Dhani masuk partai? Mau nyalon pilkada? Sudah rumangsa pantes?
Tolong tunda dulu kenyinyiran ala lambe turah macam itu. Analisis model infotainmen yang mengandalkan sentimen benci-cinta sebaiknya minggir dulu (uhuk). Lha, menurut ilmu politik modern, kan harus diketahui dan diverifikasi dulu mutu yang bersangkutan.

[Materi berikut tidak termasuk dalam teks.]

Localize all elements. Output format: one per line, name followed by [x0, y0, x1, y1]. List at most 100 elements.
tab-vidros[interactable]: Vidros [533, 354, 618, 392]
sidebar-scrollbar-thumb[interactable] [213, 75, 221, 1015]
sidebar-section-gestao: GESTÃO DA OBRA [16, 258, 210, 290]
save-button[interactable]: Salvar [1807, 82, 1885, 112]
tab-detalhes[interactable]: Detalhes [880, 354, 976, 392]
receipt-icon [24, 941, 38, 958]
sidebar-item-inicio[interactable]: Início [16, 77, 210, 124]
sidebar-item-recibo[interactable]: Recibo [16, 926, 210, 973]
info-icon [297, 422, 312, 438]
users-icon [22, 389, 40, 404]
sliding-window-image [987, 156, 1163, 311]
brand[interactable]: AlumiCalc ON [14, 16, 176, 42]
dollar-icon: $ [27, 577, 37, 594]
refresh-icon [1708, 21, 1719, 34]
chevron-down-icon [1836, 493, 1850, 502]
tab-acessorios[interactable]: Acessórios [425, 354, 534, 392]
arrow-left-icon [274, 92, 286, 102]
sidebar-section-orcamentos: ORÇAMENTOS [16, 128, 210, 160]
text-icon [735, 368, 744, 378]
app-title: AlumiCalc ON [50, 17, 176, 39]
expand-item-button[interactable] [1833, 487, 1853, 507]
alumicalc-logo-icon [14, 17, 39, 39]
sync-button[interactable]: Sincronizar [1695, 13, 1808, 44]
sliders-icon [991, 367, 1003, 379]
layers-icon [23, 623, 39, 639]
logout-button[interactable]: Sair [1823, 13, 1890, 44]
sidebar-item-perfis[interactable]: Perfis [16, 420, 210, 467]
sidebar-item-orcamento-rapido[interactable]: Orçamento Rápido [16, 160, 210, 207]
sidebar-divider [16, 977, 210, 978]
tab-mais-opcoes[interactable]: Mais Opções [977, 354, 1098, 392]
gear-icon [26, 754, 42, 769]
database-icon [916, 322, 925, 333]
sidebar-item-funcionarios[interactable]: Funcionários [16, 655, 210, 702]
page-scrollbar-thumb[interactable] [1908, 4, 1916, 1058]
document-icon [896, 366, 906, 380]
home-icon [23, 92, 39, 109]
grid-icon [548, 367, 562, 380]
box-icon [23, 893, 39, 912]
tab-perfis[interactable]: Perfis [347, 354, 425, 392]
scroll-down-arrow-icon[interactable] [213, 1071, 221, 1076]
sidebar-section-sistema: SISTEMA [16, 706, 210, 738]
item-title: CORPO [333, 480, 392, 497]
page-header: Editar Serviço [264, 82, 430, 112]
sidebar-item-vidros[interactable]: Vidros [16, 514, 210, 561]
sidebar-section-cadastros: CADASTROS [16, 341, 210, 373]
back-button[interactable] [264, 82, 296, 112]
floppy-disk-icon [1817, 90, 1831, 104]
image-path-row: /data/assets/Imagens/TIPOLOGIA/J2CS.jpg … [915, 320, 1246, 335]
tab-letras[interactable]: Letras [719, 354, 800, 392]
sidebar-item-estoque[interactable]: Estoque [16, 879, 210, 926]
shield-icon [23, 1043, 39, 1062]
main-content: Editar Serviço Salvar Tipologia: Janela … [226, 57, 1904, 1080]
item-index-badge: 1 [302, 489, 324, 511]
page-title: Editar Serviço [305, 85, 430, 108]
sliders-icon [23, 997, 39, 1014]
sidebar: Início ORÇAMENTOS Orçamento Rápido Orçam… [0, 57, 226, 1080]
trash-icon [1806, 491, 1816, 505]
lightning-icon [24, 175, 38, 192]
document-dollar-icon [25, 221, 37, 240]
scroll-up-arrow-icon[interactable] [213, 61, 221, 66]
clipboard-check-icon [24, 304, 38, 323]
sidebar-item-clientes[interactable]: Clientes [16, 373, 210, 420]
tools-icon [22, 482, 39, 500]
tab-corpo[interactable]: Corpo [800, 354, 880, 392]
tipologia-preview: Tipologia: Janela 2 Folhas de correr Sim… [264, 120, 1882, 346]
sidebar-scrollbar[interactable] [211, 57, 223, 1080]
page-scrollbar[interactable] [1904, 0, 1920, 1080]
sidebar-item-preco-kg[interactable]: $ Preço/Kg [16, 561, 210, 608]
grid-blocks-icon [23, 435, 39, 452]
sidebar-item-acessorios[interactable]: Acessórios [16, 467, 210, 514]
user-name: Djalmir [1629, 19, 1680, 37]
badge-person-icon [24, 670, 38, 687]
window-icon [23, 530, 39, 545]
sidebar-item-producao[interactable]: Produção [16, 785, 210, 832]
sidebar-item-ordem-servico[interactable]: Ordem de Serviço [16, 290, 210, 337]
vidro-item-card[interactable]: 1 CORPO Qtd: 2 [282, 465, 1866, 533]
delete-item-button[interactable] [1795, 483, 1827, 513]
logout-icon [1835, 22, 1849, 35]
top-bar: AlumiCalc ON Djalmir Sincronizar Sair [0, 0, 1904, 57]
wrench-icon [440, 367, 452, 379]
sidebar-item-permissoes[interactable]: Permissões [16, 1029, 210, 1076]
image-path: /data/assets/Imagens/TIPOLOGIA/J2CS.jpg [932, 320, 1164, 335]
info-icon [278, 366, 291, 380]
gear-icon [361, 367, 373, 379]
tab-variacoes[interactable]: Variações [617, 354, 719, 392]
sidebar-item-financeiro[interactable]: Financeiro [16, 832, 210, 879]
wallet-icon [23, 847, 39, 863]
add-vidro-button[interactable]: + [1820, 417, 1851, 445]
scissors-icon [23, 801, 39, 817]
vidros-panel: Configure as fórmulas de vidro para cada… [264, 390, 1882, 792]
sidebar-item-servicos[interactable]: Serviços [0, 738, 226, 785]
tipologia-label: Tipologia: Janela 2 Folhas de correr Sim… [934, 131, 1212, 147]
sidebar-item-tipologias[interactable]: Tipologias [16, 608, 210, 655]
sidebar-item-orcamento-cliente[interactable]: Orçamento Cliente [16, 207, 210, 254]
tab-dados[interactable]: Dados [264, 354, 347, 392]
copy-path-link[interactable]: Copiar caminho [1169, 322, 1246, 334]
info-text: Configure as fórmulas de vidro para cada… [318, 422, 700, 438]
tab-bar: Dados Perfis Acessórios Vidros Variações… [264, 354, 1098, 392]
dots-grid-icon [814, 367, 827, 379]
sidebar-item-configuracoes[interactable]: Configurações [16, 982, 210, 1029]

Ia konon melepas karirnya sebagai musisi dan banting stir masuk ke kandang macan Gerindra, partai yang diketuai oleh mantan calon presiden Prabowo Subianto. Sebelum lompat ke Gerindra, Dhani merintis karir politiknya dengan gagah berani: menjadi salah satu orator aksi 212, memasang sikap oposisi yang amat keras terhadap Jokowi, dan masuk sebagai salah satu pembela terpenting Anies-Sandi dalam kampanye pilgub Jakarta. Dengan kepala licin dan suara yang familiar, Ia berorasi lewat kalimat-kalimat tajam dengan meminjam tanpa permisi nama-nama di kebun binatang. Beberapa kali ia diperiksa polisi karena tudingan penghasutan, pencemaran nama baik, dan makar. Katanya ringan saja, “saya memang muak dengan para pembela penista agama”. Cukup berani bukan? Tidakkah keberanian dan keterus-terangan ini musti dihargai sebagai salah satu modal politik? Soal mutu beliau, nanti sajalah dibahas.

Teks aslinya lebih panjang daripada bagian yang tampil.